Malaysia: Growth decelerates in the second quarter despite strong domestic demand
Momentum in the Malaysian economy ebbed sharply in the second quarter, with growth of 4.5% year-on-year. The result was below the first quarter’s 5.4% increase and undershot market expectations of a softer moderation to 5.2% growth. Moreover, in quarter-on-quarter seasonally-adjusted terms the deceleration was even more marked with growth coming in at a multi-year low of 0.3%, down from the 1.4% increase observed in Q1.
A detailed breakdown showed that growth was spearheaded by domestic demand. Private consumption grew 8.0% year-on-year in the second quarter (Q1: +6.9% yoy), driven by increased expenditure on food and non-alcoholic beverages, communication, and restaurants and hotels.
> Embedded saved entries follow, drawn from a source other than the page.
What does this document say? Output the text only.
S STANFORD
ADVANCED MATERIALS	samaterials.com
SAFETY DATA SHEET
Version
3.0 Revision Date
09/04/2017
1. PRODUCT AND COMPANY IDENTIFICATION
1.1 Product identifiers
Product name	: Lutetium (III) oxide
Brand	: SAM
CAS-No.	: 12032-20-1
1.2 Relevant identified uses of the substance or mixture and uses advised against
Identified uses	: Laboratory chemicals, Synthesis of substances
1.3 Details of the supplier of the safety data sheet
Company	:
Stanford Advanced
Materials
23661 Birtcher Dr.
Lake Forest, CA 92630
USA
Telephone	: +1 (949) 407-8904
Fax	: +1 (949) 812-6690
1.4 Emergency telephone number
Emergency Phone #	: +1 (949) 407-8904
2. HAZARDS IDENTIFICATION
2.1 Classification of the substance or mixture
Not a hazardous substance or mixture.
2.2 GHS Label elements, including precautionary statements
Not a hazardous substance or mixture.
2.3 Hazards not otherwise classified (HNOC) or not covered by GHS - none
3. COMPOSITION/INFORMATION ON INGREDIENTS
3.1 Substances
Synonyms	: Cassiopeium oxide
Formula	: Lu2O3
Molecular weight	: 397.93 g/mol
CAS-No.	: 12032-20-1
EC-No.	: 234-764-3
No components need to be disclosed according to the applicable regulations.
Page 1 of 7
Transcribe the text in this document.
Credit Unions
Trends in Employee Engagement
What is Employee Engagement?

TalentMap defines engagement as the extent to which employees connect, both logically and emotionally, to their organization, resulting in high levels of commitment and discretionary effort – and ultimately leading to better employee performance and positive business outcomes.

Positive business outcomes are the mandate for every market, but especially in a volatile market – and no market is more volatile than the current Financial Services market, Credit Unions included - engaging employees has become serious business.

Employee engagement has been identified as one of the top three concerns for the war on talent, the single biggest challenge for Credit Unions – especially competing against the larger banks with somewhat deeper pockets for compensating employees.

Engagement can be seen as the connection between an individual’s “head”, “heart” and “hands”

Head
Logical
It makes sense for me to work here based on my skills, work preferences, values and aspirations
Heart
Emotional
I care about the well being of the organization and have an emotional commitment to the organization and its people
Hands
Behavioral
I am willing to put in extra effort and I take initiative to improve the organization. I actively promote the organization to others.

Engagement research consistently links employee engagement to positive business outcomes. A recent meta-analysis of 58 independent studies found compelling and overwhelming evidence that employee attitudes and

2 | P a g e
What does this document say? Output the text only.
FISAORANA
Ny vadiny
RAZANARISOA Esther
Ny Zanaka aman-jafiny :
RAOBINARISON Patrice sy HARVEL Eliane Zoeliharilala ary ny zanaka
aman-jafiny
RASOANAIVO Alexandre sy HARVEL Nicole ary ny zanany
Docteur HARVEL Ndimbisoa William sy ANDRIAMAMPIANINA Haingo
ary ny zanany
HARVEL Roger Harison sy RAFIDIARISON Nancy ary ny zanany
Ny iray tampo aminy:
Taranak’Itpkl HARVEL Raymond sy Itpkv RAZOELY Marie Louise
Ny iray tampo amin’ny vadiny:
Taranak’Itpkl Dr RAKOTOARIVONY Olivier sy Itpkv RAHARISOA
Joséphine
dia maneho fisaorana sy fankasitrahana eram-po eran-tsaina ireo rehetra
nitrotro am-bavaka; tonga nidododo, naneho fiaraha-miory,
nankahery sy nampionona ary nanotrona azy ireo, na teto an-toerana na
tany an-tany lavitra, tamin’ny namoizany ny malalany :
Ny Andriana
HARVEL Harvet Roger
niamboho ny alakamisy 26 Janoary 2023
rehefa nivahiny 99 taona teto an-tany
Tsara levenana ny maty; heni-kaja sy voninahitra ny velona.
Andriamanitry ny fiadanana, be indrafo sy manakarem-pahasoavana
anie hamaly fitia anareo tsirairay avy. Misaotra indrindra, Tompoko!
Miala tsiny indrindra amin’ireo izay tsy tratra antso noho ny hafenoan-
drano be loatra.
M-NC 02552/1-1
Moreover, the technical withdrawal of the goods and services tax (GST) on 1 June and the reinstatement of fuel subsidies in March provided a further boost. Furthermore, fixed investment growth rapidly accelerated to 2.2% in Q2 from a weak 0.1% expansion in the previous quarter. The acceleration was chiefly driven by the private sector and a rebound in machinery and equipment investment. Government consumption similarly picked up significant steam too, likely due to pre-election expenditure ahead of the 9 May elections (Q2: +3.1% yoy; Q1: +0.4% yoy).
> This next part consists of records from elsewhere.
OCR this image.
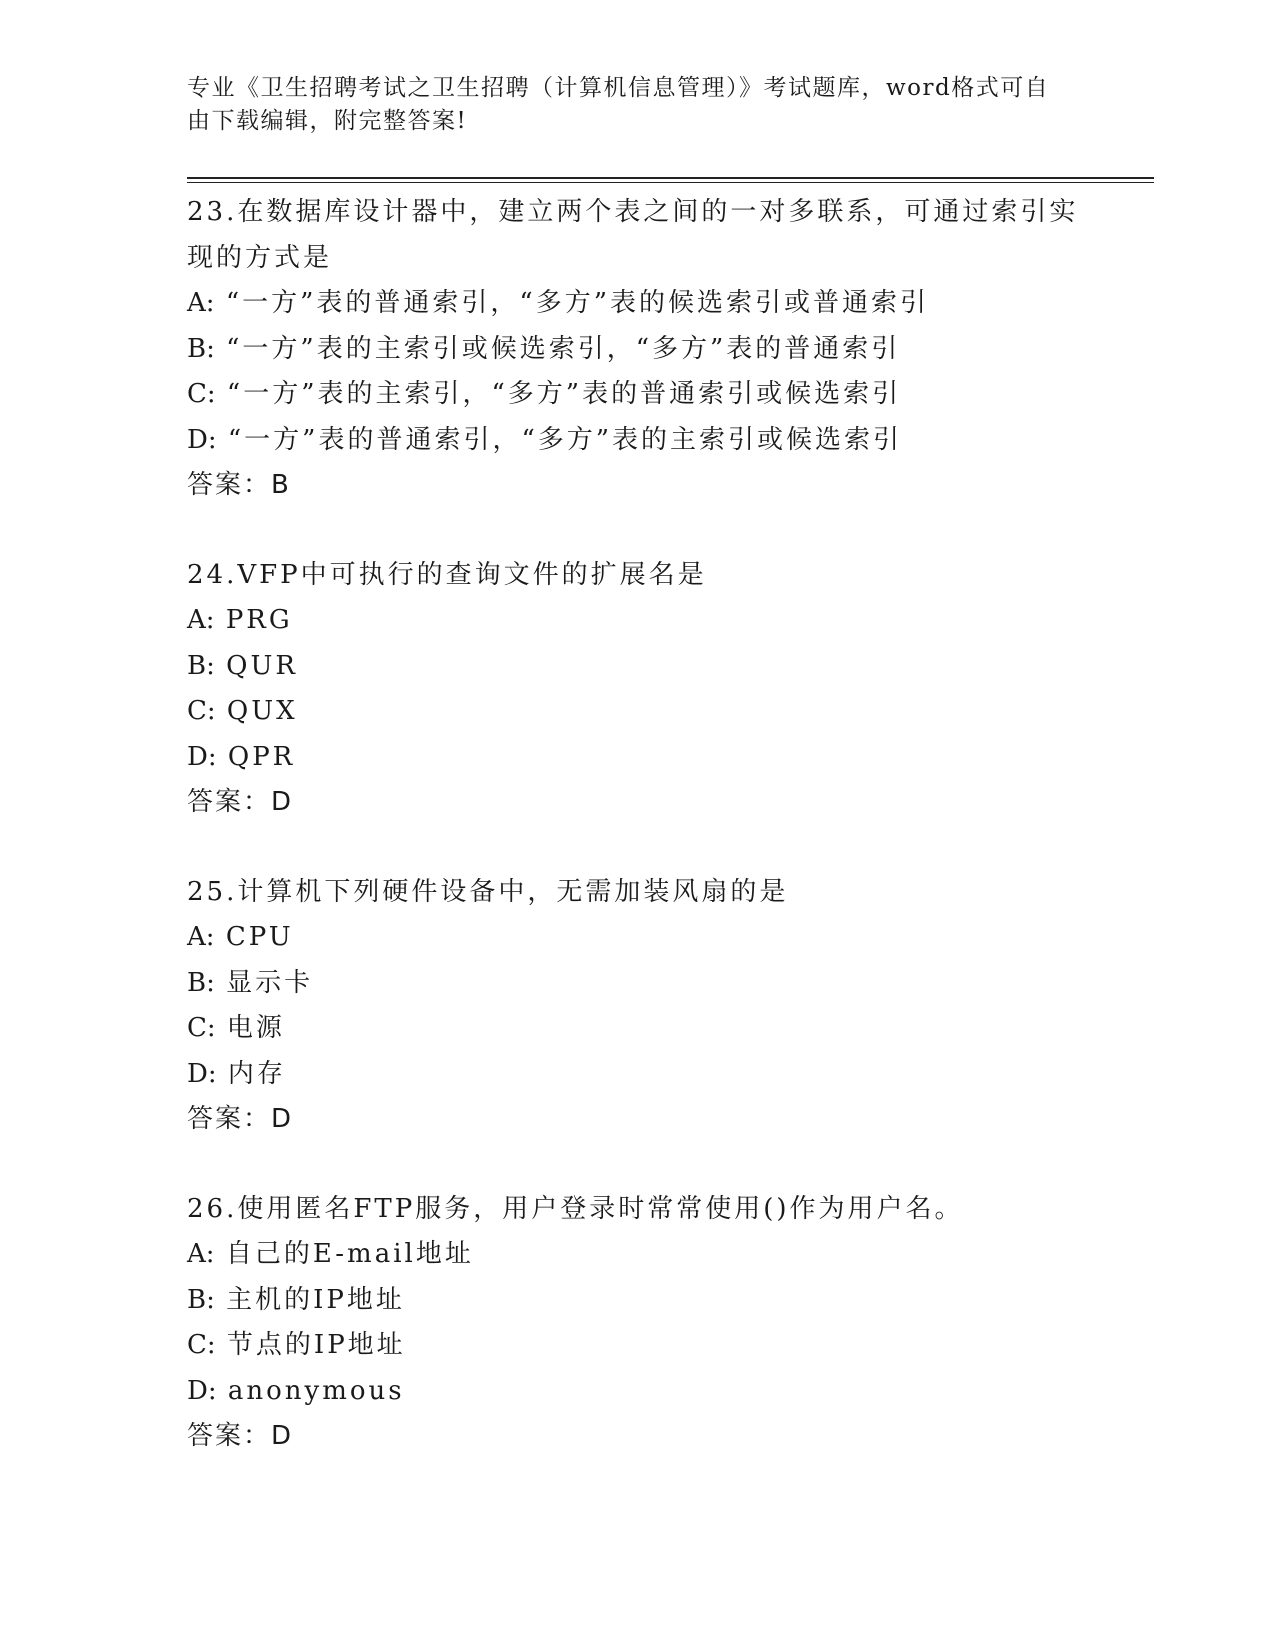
专业《卫生招聘考试之卫生招聘（计算机信息管理）》考试题库，word格式可自
由下载编辑，附完整答案!

23.在数据库设计器中，建立两个表之间的一对多联系，可通过索引实现的方式是

A: “一方”表的普通索引，“多方”表的候选索引或普通索引

B: “一方”表的主索引或候选索引，“多方”表的普通索引

C: “一方”表的主索引，“多方”表的普通索引或候选索引

D: “一方”表的普通索引，“多方”表的主索引或候选索引

答案：B

24.VFP中可执行的查询文件的扩展名是

A: PRG

B: QUR

C: QUX

D: QPR

答案：D

25.计算机下列硬件设备中，无需加装风扇的是

A: CPU

B: 显示卡

C: 电源

D: 内存

答案：D

26.使用匿名FTP服务，用户登录时常常使用()作为用户名。

A: 自己的E-mail地址

B: 主机的IP地址

C: 节点的IP地址

D: anonymous

答案：D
In contrast, the external sector dragged sharply on growth, as exports lost momentum while import growth rebounded. The pace of growth of exports moderated from 3.7% in the first quarter to 2.0% in the second quarter, which was the weakest performance since Q3 2016. Meanwhile, imports rebounded from a 2.0% contraction in Q1 to a 2.1% increase in Q2. As a result, the current account surplus narrowed significantly from USD 3.8 billion in Q1 to USD 1.0 billion in Q2, the lowest reading in two years.
The economy should grow at a moderate pace in the remainder of the year. However, growth will be dampened by government expenditure cuts in the months ahead to offset the impact of the zero-rating of the GST. In addition, the reinstatement of the sales and services tax (SST) on 1 September will likely cause the recent jump in private consumption to be short-lived, while global trade concerns could weigh on the external sector.